Jeanne Boyarsky wrote:Bill,
Yes, it is done via JavaScript. Facebook does something similar. When you scroll down (or click show posts), it uses AJAX to fetch more data and paint it at the bottom of the page.
Why do you want to scrape Yandex specially? I ask because google provides an API for programmatic searching.
Each search engine provides a slightly different set of results. I have found that if you do not use multiple search engines, you will miss out. Google has results that Bing does not have and Yandex has results that Google and Bing do not have.
Over time, I have gotten tired of cutting from the content of browsers and pasting into word processors for my records. So I decided to write a program.
I have figured out how a can modify the URL for yandex to go to different pages.
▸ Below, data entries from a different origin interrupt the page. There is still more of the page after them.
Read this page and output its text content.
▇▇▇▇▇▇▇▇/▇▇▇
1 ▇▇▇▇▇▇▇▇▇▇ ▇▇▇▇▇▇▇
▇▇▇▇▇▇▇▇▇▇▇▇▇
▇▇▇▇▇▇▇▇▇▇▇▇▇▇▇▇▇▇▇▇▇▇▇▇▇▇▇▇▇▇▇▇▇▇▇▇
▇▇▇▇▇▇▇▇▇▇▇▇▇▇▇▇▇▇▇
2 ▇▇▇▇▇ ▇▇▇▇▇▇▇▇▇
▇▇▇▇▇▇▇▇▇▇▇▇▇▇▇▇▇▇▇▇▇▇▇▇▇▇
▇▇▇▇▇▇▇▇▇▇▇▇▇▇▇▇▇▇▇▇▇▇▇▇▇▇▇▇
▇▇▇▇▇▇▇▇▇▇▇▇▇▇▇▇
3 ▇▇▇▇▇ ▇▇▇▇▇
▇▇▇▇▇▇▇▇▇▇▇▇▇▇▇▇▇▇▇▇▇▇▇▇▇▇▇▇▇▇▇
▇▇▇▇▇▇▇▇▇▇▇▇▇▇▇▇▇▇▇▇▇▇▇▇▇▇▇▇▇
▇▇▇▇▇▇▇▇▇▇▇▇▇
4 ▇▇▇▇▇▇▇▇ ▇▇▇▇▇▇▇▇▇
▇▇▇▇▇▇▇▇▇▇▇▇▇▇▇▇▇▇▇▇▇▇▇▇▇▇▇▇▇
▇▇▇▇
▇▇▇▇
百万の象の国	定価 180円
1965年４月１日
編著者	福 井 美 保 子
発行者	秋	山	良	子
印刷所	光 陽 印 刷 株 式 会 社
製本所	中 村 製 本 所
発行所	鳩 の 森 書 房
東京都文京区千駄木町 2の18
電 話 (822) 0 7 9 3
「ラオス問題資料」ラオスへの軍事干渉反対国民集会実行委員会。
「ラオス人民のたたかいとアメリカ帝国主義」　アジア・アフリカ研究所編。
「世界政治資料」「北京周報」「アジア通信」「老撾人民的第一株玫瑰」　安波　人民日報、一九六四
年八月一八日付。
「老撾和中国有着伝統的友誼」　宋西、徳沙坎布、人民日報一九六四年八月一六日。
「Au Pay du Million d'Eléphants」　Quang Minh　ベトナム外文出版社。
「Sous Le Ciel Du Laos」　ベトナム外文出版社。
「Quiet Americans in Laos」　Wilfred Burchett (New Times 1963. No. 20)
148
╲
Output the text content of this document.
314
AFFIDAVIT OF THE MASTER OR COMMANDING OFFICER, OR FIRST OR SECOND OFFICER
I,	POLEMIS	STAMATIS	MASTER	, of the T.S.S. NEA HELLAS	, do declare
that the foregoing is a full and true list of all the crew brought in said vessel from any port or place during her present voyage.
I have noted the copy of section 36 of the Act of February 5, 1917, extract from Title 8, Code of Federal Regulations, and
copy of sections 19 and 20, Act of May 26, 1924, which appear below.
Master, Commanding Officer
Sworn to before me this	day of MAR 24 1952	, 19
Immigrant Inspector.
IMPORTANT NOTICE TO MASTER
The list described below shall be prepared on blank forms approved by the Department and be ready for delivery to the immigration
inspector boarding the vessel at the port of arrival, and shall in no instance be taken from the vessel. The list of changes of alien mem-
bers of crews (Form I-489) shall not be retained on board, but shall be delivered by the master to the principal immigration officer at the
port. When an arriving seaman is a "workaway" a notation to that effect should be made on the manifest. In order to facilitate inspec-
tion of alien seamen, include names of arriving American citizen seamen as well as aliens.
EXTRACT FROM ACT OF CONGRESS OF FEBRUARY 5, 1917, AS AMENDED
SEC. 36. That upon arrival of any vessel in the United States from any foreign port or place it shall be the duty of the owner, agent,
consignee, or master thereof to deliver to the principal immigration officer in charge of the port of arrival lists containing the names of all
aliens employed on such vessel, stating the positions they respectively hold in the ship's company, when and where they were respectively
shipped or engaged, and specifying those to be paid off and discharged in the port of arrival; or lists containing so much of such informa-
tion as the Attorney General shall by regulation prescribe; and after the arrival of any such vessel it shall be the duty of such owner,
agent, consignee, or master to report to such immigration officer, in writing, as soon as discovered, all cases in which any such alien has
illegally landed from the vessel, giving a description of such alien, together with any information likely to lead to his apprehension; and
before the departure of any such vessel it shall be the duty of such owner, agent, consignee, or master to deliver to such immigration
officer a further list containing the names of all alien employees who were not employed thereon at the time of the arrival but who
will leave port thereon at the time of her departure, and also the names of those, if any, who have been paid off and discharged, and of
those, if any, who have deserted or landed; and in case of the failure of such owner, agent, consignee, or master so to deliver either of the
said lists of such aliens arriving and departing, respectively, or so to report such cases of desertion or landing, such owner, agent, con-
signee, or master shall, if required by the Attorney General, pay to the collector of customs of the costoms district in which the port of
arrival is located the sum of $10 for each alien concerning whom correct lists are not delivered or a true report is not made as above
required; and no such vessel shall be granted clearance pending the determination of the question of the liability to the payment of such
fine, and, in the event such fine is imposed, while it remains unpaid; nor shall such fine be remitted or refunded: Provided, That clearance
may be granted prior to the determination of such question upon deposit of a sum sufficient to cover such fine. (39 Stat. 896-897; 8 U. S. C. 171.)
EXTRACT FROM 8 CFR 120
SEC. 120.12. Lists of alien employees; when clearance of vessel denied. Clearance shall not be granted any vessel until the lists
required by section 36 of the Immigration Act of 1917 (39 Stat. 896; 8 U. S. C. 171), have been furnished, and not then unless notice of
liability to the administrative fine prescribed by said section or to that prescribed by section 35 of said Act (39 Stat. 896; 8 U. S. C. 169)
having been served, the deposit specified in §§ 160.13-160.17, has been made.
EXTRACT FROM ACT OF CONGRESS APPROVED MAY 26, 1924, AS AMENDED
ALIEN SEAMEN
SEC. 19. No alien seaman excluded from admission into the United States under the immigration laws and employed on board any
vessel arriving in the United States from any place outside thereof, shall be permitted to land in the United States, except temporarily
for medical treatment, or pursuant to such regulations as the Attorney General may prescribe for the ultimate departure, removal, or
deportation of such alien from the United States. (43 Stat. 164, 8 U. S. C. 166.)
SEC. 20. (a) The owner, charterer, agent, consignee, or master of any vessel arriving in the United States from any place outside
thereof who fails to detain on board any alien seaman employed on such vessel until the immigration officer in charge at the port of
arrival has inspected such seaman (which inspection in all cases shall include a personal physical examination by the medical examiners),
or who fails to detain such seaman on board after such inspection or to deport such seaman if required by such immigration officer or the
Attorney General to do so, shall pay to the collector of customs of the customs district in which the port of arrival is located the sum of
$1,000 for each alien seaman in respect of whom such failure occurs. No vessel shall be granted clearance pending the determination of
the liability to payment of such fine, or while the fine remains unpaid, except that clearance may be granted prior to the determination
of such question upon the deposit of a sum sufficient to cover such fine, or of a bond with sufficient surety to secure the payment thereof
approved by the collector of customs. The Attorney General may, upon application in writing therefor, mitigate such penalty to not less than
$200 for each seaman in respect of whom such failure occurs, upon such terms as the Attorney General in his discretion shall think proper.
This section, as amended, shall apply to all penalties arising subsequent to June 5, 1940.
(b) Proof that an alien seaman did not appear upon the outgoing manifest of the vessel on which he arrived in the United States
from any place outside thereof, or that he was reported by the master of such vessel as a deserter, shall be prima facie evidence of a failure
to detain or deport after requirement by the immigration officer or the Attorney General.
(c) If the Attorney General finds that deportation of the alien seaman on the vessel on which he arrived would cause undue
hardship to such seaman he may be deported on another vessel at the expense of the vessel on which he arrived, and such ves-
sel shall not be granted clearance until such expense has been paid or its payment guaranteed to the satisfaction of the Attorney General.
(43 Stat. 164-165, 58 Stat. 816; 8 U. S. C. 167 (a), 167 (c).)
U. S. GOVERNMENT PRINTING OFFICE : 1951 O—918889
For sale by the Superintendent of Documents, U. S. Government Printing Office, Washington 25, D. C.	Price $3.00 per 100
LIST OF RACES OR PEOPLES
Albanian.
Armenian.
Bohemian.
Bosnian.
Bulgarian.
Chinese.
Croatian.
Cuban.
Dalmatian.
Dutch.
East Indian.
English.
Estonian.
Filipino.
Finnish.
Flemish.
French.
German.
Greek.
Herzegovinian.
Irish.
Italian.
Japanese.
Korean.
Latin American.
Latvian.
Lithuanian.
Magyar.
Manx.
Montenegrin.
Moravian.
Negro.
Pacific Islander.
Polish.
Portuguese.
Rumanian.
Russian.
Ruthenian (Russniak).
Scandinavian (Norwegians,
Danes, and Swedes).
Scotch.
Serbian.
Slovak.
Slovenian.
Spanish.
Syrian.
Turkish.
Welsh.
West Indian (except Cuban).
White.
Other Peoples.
I was able to use yandex by using a "&p=" to navagate to a particular page.
The duckduckgo search engine does not work this way, though.
So far, I can programmatically get all the search results of 7 search engines. I want to get the content from a duckduckgo search engine next. But, like yandex, it too uses AJAX to get content without changing the URL to be different from the search results page.
I have asked the duckduckgo people and they have not been helpful. I was suprised. They do not want people to have the ability to take content from their search results. Their response did not make a lot of sense. I asked them what sets them apart from other search engines who have a different business model where they actually welcome users to programmaticaly take content. In fact, that is exactly what a meta search engine is. They have yet to respond.
But, as I think of this, their approach of being secretive is not in line with the spirit of the interent. All HTML pages can be read. And I think they are actually abusing what AJAX is intended to do. AJAX does not exist so that people can be secretive and hide things.
Either I will just pass on including duckduckgo in my list of search engines, or I will go ahead and find a way to decipher the AJAX from their HTML page. Or I will do both. Since I am doing all this for my own private use, I will maybe do both.
This shouldn't be rocket science. I am able to see the HTML code. Shouldn't there be some sort of AJAX tag in the HTML that I can find to make use of?
the HTML content of duckduckgo does not have the HTML tags that I expect from AJAX, namely XMLHttpRequest and XMLHTTP.